What is most challenging about being executive director? At this point we are a two-person staff serving 129 children, so the demand is challenging. Fundraising for any charity is an ongoing challenge, and contributions are greatly needed to be able to continue our work.

What about the foundation makes you most proud? That from the beginning, we received endorsement from Children’s Hospital of The King’s Daughters, Portsmouth Naval Medical Center and Edmarc Hospice for Children as they refer their kids to Toby’s Dream. We have grown rapidly in a very short period of time.

Most memorable dream fulfilled: They are all memorable to each and every child, but the most challenging was an 8-year-old girl (named Eve) who came to us as a “rush,” meaning her time was very limited. She was at CHKD and we had to bring something special to her at the hospital. She idolized a famous Grammy-winning celebrity, so it was natural that Eve wanted to meet this famous, bigger-than-life, celebrity! I contacted a local friend, TDF’s biggest donor who made a phone call to the right person. Within a week, the celebrity flew into Norfolk on a detour from a regular flight plan and sat on Eve’s bed and sang songs to her for over an hour.

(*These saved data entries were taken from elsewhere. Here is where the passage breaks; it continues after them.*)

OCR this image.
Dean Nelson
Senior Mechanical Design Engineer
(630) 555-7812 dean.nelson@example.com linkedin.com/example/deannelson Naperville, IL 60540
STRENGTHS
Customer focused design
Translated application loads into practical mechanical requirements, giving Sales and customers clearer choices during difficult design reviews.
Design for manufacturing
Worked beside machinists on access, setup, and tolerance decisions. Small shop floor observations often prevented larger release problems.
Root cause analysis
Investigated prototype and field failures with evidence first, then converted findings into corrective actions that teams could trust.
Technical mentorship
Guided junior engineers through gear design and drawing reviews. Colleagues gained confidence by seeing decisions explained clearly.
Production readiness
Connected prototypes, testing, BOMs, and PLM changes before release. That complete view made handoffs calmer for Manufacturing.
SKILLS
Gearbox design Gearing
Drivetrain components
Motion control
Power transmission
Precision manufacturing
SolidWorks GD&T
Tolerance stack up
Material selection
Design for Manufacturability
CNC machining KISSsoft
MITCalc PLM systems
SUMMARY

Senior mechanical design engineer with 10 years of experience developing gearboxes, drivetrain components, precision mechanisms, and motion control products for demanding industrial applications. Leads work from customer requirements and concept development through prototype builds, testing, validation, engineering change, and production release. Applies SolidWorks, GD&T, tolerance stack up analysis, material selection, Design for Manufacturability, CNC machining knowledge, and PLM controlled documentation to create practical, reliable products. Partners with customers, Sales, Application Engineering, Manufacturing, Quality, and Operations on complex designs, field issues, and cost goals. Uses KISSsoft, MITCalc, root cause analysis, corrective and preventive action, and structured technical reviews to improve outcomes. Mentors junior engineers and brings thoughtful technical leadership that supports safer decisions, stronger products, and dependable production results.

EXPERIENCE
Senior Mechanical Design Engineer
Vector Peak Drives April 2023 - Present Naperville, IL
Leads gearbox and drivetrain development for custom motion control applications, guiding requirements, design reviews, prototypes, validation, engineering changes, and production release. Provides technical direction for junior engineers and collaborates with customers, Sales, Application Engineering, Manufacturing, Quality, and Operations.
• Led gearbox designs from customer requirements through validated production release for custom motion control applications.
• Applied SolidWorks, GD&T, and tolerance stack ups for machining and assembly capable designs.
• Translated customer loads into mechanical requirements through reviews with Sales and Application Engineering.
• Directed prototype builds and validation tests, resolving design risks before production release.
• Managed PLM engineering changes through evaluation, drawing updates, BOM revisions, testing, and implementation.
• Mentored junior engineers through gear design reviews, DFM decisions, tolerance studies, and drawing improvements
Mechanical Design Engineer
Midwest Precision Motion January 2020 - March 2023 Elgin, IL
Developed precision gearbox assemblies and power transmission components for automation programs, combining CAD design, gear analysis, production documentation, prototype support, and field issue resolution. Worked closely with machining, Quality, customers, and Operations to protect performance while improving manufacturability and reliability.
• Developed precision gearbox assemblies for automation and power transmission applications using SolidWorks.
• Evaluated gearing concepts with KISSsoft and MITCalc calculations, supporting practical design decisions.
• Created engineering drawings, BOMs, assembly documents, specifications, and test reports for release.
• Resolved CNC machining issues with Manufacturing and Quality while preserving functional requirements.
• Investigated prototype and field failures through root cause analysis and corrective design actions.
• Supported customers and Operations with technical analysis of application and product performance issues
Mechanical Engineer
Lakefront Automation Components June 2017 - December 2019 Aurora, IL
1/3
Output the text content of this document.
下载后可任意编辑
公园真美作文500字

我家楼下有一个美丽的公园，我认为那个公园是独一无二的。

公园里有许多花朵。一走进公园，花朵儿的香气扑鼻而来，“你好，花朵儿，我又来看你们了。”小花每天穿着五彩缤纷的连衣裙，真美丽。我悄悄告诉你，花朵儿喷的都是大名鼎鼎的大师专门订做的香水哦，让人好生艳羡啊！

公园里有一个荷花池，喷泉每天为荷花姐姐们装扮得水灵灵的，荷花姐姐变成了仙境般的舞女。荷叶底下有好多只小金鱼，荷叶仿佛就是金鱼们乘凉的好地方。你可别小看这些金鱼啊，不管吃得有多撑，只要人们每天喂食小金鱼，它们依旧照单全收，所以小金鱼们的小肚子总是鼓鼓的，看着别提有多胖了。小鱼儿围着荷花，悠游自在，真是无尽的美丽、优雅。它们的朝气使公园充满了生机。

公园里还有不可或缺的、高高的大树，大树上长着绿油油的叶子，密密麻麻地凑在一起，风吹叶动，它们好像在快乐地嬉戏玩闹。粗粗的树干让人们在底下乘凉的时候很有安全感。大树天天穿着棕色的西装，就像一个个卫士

What in your past prepared you best for your work with the foundation? As a stay-at-home mother when my kids were growing up, I learned love for not only my children but for all children. As a volunteer for hospice I learned compassion and understanding. As an event planner for a large event production company, I learned how to organize events.

Childhood ambition: The only thing I ever wanted to be was a mother. I had no ambition beyond that – I just wanted to be the best mother I could possibly be. Now I feel I am a “mother” to all my kids, my own and my Dream Kids at Toby’s Dream.

First celebrity crush: Pat Boone

Favorite movie: “The Prince of Tides” because it teaches us about denial and how strongly people can stay there and never know why they have problems in life.

Pet peeve: People who take credit for something someone else did. I also am bothered by people who always blame others for what is going wrong in their own lives.

Book recommendation: “The Help.” I didn’t want it to end.

The must-have dish of your Thanksgiving meal: Candied yams and corn pudding

Secret skill: I love to cook and be creative.

If you could invite three famous people, living or dead, to dinner, who would they be? Bob Hope, George Burns, Lucille Ball.

Theme song: “Memory” from the musical, “Cats.”

Most beloved Thanksgiving family tradition: Being with family and friends. When I was raising my children, I cooked enough for anyone to join us at our table. We had food left over for days, but at least we had enough to always share with anyone who might knock on the door.